After developing Zoey's Room, Reilly said, she and Nair quickly realized that their innovative educational tool could easily be replicated for other children's demographics and educational models. Through the safe, online portal, girls can expand their horizons by engaging in science, technology, engineering and, math projects.
"We break down complex terms using metaphorical stories in an online and offline challenge that can be shared with other members," explained Reilly. Early on, the New England Region YWCA served as the first sponsor for the project, which has since attracted partners like the Alliance of Technology and Women and the Island Institute (which provides membership for girls who live on the 15 islands situated off the coast of Maine).
"We're [also] working with the local YMCA--which helps get children in low socioeconomic classes off the streets--and we've gotten an endorsement from the entire YMCA alliance," Reilly said. "If it works here, then the program will be expanded to 19 other YMCAs across the state."
Getting children to participate in the PSF programs isn't always easy, according to Reilly, who said that providing the service to children across all economic levels can be a challenge, particularly for those who lack computers at home. "When developing the technology we really needed to design something that was not just the next 'fastest, coolest laptop,'" Reilly explained. "We wanted to create projects that didn't require $3,500 worth of software or expensive equipment."

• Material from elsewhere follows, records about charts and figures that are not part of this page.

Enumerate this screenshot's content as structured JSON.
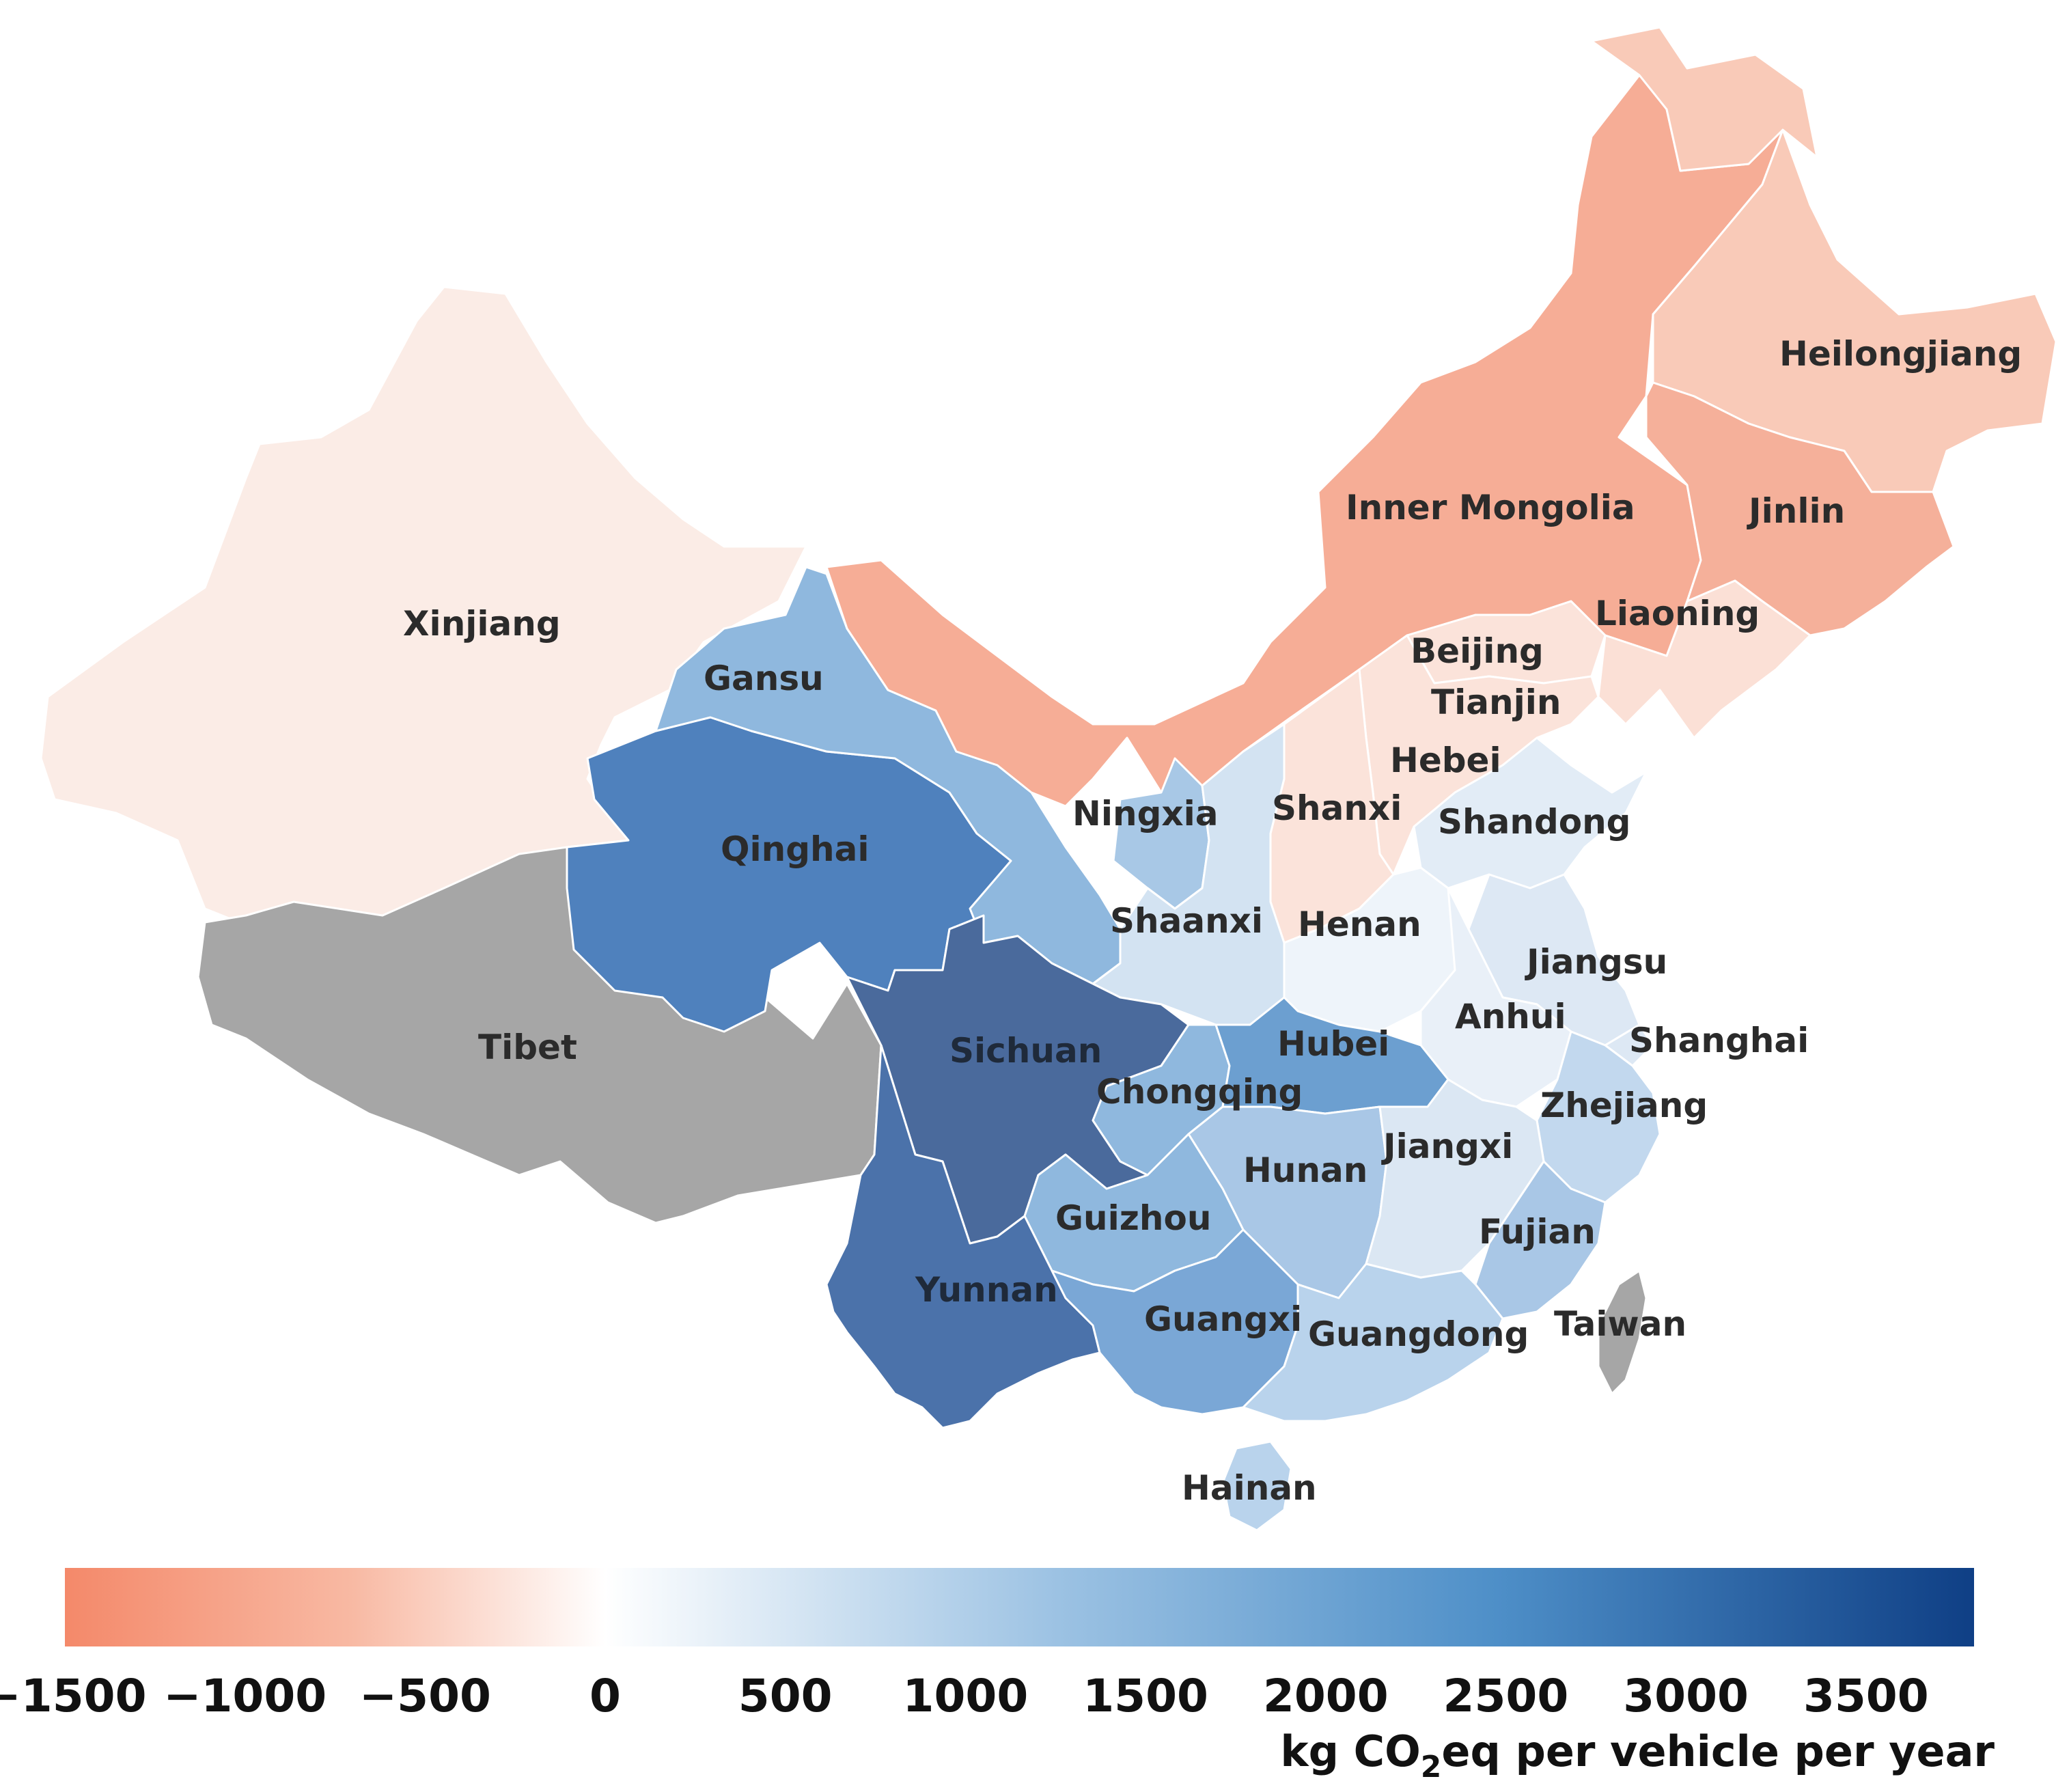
{
  "regions": [
    {
      "id": "xinjiang",
      "label": "Xinjiang",
      "color": "#fbece6"
    },
    {
      "id": "tibet",
      "label": "Tibet",
      "color": "#a6a6a6"
    },
    {
      "id": "qinghai",
      "label": "Qinghai",
      "color": "#4f81bd"
    },
    {
      "id": "gansu",
      "label": "Gansu",
      "color": "#8fb8de"
    },
    {
      "id": "inner-mongolia",
      "label": "Inner Mongolia",
      "color": "#f6ad96"
    },
    {
      "id": "heilongjiang",
      "label": "Heilongjiang",
      "color": "#f9cab8"
    },
    {
      "id": "jinlin",
      "label": "Jinlin",
      "color": "#f5b09a"
    },
    {
      "id": "liaoning",
      "label": "Liaoning",
      "color": "#fbe0d6"
    },
    {
      "id": "beijing",
      "label": "Beijing",
      "color": "#fbe3da"
    },
    {
      "id": "tianjin",
      "label": "Tianjin",
      "color": "#fbe3da"
    },
    {
      "id": "hebei",
      "label": "Hebei",
      "color": "#fbe3da"
    },
    {
      "id": "shanxi",
      "label": "Shanxi",
      "color": "#fbe3da"
    },
    {
      "id": "shandong",
      "label": "Shandong",
      "color": "#e2ecf6"
    },
    {
      "id": "ningxia",
      "label": "Ningxia",
      "color": "#a8c8e6"
    },
    {
      "id": "shaanxi",
      "label": "Shaanxi",
      "color": "#d3e3f2"
    },
    {
      "id": "henan",
      "label": "Henan",
      "color": "#eef4fa"
    },
    {
      "id": "jiangsu",
      "label": "Jiangsu",
      "color": "#dde8f4"
    },
    {
      "id": "anhui",
      "label": "Anhui",
      "color": "#e9f0f8"
    },
    {
      "id": "shanghai",
      "label": "Shanghai",
      "color": "#dde8f4"
    },
    {
      "id": "sichuan",
      "label": "Sichuan",
      "color": "#4a6a9c"
    },
    {
      "id": "chongqing",
      "label": "Chongqing",
      "color": "#8fb8de"
    },
    {
      "id": "hubei",
      "label": "Hubei",
      "color": "#6c9fd0"
    },
    {
      "id": "zhejiang",
      "label": "Zhejiang",
      "color": "#c2d8ee"
    },
    {
      "id": "hunan",
      "label": "Hunan",
      "color": "#a9c7e6"
    },
    {
      "id": "jiangxi",
      "label": "Jiangxi",
      "color": "#dbe7f3"
    },
    {
      "id": "guizhou",
      "label": "Guizhou",
      "color": "#8fb8de"
    },
    {
      "id": "fujian",
      "label": "Fujian",
      "color": "#a9c7e6"
    },
    {
      "id": "yunnan",
      "label": "Yunnan",
      "color": "#4b72aa"
    },
    {
      "id": "guangxi",
      "label": "Guangxi",
      "color": "#7aa7d6"
    },
    {
      "id": "guangdong",
      "label": "Guangdong",
      "color": "#b9d3ec"
    },
    {
      "id": "taiwan",
      "label": "Taiwan",
      "color": "#a6a6a6"
    },
    {
      "id": "hainan",
      "label": "Hainan",
      "color": "#b9d3ec"
    }
  ],
  "legend": {
    "min": -1500,
    "max": 3800,
    "ticks": [
      "−1500",
      "−1000",
      "−500",
      "0",
      "500",
      "1000",
      "1500",
      "2000",
      "2500",
      "3000",
      "3500"
    ],
    "tick_values": [
      -1500,
      -1000,
      -500,
      0,
      500,
      1000,
      1500,
      2000,
      2500,
      3000,
      3500
    ],
    "colors": {
      "low": "#f4896a",
      "mid": "#ffffff",
      "high": "#0f3f85"
    },
    "unit_prefix": "kg CO",
    "unit_subscript": "2",
    "unit_suffix": "eq per vehicle per year"
  }
}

Reilly said PSF also decided to focus less on the technology and more on creating projects that help kids step away from the technology itself in order to reiterate their learning in a real-world setting. With five years under its belt, she said the organization has been embraced by both the educational sector and students alike.
"A lot of the girls have graduated from middle school and moved into high school since starting our program," said Reilly, who, along with other adult staff members, has "removed herself" from Zoey's Room's day-to-day operations, thus paving the way for high school-age graduates of the program to continue its development and administration.
"We've created a pipeline of current members and graduates who come back to serve as peer mentors," said Reilly, "as well as those who have gone on to college and wind up coming back to be 'fab female' role models who now have careers in science, math, and engineering."
Currently, Reilly said, PSF is developing a new program known as Max's room, which will encourage middle-school-aged boys and girls to live a healthy, active lifestyle. She sees it as yet another "platform" that the firm can use to spread the message to America's youth about the value of education and healthy living through an online, collaborative environment.
"If we can create learning tools by using technology, and if we can step away from the actual technology used to do the creating," said Reilly, "then the result will be an integrated, cross-curriculum where children serve as the producers of their own learning."